Serum paraoxonase and arylesterase 1 (PON1) also known as A esterase , homocysteine thiolactonase or serum aryldialkylphosphatase 1 is an enzyme that in humans is encoded by the  PON1 gene. Paraoxonase 1 has esterase and more specifically paraoxonase  activity. PON1 is the first discovered member of a multigene family also containing PON2 and PON3, the genes for which are located adjacent to each other on chromosome 7.

Structure 
Human PON1 is a glycoprotein composed of 354 amino acids and has a molecular weight of 43000 Daltons which associates with high-density lipoprotein (HDL, cholesterol) in the circulation. Serum PON1 is secreted mainly by the liver, although local synthesis occurs in several tissues and PON1 protein is found in almost all tissues. X-ray crystallography has revealed the structure of PON1 to be a 6 bladed propeller with a unique lid structure covering the active site passage which allows association with HDL.

Function 
PON1 is responsible for hydrolysing organophosphate pesticides and nerve gasses. Polymorphisms in the PON1 gene significantly affect the catalytic ability of the enzyme.

PON1 (paraoxonase 1) is also a major anti-atherosclerotic component of high-density lipoprotein (HDL).  The PON1 gene is activated by PPAR-γ, which increases synthesis and release of paraoxonase 1 enzyme from the liver, reducing atherosclerosis.

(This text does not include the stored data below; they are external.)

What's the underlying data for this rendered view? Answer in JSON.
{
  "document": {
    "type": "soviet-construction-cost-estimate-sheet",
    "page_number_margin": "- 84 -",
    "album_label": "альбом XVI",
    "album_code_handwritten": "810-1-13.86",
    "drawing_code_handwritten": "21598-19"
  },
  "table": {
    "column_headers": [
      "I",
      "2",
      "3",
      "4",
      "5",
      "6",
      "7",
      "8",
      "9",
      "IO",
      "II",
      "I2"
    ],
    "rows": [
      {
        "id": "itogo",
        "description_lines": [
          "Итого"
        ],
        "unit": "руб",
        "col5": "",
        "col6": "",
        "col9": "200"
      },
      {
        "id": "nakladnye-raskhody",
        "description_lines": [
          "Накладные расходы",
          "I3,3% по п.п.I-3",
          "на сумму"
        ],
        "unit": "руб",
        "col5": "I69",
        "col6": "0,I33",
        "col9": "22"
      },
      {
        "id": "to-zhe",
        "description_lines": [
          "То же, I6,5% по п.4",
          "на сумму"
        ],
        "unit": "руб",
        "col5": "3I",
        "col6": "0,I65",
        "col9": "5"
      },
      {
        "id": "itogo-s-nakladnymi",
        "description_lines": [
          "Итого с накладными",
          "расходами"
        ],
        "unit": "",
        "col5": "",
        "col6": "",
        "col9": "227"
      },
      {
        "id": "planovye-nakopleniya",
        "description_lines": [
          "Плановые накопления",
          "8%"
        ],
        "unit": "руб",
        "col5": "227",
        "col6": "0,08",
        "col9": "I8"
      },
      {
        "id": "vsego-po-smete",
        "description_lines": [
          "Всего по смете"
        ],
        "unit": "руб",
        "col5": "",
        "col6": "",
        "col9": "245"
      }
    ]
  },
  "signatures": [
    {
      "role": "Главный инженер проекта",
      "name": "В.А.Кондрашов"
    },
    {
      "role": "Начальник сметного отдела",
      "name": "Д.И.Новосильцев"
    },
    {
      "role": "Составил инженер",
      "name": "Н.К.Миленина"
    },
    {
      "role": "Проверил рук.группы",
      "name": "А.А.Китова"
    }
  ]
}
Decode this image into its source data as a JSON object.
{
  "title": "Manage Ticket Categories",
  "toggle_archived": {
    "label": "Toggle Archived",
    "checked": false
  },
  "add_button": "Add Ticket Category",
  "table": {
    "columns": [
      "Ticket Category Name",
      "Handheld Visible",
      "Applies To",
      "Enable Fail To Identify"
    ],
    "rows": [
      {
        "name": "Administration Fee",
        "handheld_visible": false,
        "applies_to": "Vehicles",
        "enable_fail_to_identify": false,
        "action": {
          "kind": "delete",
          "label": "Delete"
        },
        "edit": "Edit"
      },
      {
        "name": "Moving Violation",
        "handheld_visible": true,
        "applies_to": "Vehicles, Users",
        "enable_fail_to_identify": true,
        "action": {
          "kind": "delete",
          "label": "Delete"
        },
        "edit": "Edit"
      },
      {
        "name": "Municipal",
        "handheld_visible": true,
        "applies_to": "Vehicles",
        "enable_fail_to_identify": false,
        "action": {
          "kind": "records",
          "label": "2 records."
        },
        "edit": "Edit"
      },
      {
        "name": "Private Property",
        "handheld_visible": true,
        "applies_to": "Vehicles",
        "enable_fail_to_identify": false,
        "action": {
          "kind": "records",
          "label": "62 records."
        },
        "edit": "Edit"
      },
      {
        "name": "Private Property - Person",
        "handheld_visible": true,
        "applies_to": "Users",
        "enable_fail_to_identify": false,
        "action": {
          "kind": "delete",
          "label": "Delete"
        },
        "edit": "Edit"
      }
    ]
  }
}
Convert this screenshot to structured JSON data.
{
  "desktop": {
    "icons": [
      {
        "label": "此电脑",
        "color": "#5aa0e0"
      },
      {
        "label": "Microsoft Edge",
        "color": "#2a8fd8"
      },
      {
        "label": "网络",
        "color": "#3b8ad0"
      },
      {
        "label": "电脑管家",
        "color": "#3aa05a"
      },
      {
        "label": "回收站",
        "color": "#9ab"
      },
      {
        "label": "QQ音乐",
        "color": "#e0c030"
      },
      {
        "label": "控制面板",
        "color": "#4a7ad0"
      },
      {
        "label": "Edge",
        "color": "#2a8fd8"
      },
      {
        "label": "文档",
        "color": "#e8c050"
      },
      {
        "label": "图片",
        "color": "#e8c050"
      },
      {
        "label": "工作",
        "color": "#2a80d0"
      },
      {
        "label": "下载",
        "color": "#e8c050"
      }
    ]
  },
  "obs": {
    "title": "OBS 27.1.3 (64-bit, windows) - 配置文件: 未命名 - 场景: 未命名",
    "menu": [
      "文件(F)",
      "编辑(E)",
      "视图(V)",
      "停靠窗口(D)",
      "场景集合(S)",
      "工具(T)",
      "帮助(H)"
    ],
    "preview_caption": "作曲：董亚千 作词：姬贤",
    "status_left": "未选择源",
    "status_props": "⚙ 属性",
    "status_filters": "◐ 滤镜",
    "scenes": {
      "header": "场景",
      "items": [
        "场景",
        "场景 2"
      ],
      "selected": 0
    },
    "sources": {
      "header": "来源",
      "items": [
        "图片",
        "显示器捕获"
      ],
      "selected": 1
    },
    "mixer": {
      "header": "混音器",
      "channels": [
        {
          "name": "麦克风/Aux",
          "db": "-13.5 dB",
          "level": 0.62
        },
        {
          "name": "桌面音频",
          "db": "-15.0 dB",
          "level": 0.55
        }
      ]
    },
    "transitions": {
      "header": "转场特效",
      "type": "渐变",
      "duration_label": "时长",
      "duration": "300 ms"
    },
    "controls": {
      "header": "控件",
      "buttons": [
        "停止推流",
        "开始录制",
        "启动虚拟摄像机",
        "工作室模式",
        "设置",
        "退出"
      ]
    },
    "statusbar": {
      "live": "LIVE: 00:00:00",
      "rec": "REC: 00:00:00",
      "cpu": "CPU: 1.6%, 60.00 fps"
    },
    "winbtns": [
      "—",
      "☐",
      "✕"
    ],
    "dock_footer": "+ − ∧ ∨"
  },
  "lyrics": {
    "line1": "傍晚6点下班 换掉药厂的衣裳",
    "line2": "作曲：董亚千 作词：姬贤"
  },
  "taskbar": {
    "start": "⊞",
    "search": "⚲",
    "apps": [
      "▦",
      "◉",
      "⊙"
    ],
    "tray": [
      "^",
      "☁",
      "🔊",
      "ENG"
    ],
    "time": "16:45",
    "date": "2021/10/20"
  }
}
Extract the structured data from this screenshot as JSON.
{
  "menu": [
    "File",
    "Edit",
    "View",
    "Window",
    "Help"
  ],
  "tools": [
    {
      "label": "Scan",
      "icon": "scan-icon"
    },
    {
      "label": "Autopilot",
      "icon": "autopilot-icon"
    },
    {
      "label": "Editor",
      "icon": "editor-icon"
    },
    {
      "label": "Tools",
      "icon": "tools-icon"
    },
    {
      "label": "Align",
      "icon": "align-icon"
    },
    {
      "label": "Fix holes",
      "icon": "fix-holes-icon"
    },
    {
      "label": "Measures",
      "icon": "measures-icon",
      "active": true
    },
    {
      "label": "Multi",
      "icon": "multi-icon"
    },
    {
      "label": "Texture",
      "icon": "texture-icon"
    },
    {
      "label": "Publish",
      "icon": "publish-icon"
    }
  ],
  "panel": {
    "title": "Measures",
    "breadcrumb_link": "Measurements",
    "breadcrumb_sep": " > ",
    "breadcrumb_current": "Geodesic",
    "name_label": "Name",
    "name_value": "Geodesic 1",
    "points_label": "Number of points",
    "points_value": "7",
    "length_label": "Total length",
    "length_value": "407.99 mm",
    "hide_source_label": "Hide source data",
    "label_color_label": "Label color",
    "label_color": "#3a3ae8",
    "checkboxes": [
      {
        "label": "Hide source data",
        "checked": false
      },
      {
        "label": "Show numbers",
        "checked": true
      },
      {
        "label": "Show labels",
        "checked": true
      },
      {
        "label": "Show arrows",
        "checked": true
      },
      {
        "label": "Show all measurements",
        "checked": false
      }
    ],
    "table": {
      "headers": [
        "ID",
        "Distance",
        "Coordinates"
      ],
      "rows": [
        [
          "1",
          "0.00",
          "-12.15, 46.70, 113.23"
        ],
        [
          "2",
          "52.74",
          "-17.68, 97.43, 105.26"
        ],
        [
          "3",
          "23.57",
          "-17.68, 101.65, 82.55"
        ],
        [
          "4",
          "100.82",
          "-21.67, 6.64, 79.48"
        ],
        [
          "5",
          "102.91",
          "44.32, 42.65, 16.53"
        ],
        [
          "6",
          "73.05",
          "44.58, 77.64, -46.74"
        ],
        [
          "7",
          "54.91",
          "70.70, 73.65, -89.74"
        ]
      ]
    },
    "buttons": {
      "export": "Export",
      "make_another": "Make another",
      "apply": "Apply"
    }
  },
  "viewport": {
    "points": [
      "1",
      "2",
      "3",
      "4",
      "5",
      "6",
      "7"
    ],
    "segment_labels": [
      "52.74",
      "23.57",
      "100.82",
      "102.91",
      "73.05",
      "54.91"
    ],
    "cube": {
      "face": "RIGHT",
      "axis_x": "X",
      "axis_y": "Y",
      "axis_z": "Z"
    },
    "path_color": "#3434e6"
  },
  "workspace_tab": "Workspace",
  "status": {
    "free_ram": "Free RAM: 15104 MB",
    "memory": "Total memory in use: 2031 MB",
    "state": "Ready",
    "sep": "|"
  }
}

The "natural" substrates for PON1 appear to be lactones. However, PON1 has evolved to be a highly promiscuous enzyme capable of hydrolysing a wide variety of substrates such as lactones (including a number of important pharmaceutical agents such as statins), glucuronide drugs, thiolactones, arylesters, cyclic carbonates, organophosphorus pesticides and nerve gases such as sarin, soman and VX, oestrogen esters and lipid peroxides (oxidised lipids).

Genetics 
PON1 in humans is encoded by the PON1 gene which is located on the long arm of chromosome 7. Although many nutritional, life-style and pharmaceutical modulators of PON1 are known., by far the biggest effect on PON1 activity levels, which can vary by over 40 fold between individuals, is through PON1 genetic polymorphisms. The coding region PON1-Q192R polymorphism determines a substrate dependent effect on activity. Some substrates e.g. paraoxon are hydrolysed faster by the R- isoform while others such as diazoxon and lipid-peroxides are hydrolysed more rapidly by the Q- isoform. Both the coding region PON1-L55M and the promoter region PON1-T-108C polymorphisms are associated with different serum concentrations and therefore activities. The 55L allele results in significantly higher PON1 mRNA and serum protein levels and therefore activity compared to the 55M allele. The -108C allele has greater promoter activity than the -108T allele which results in different serum activities.

The distribution of the PON1 polymorphisms varies with ethnicity. The frequency of the PON1-192R allele increases the further from Europe a population originates, the frequency in Caucasians of 15-30% increases to 70-90% in Far Eastern Oriental and Sub-Saharan African populations. In the southern US African-Americans are five times more likely to be RR than Caucasians. In contrast the PON1-55M allele is much less frequent in Oriental and black African populations compared to Caucasians and are extremely rare or absent in some populations e.g. Thais. These ethnic differences in SNP distribution can lead to large activity differences between populations.

Clinical significance 

PON1 was first discovered through its ability to hydrolyse and therefore detoxify organophosphorus compounds which are widely used as pesticides and nerve gases. Despite decades of research it is only now becoming clear that PON1 protects humans from the acute and chronic harmful effects of these compounds. Low PON1 activity found in children may increase their susceptibility to organophosphates. 
 
However, the greatest research interest has been the role of PON1 in atherosclerosis, where, because of its ability to remove harmful oxidised-lipids, PON1 protects against the development of atherosclerosis Oxidized polyunsaturated fatty acids (notably in oxidized low-density lipoprotein) form lactone-like structures that are PON substrates.

PON1 also protects against bacterial infection by destroying the bacterial signalling molecules that cause gram negative bacteria to invade human tissue and form colonies, thus PON1 contributes to the bodies innate immunity.

Recently it has been suggested that PON1 has a role in healthy aging, however, the mechanism is currently unknown.

PON1 activity is low in infants compared to adults. A study of Mexican-American children showed that PON1 activity increased 3.5 times between birth and age seven.

An association between PON1 gene polymorphism and susceptibility to Parkinson's disease was not found in a Chinese population.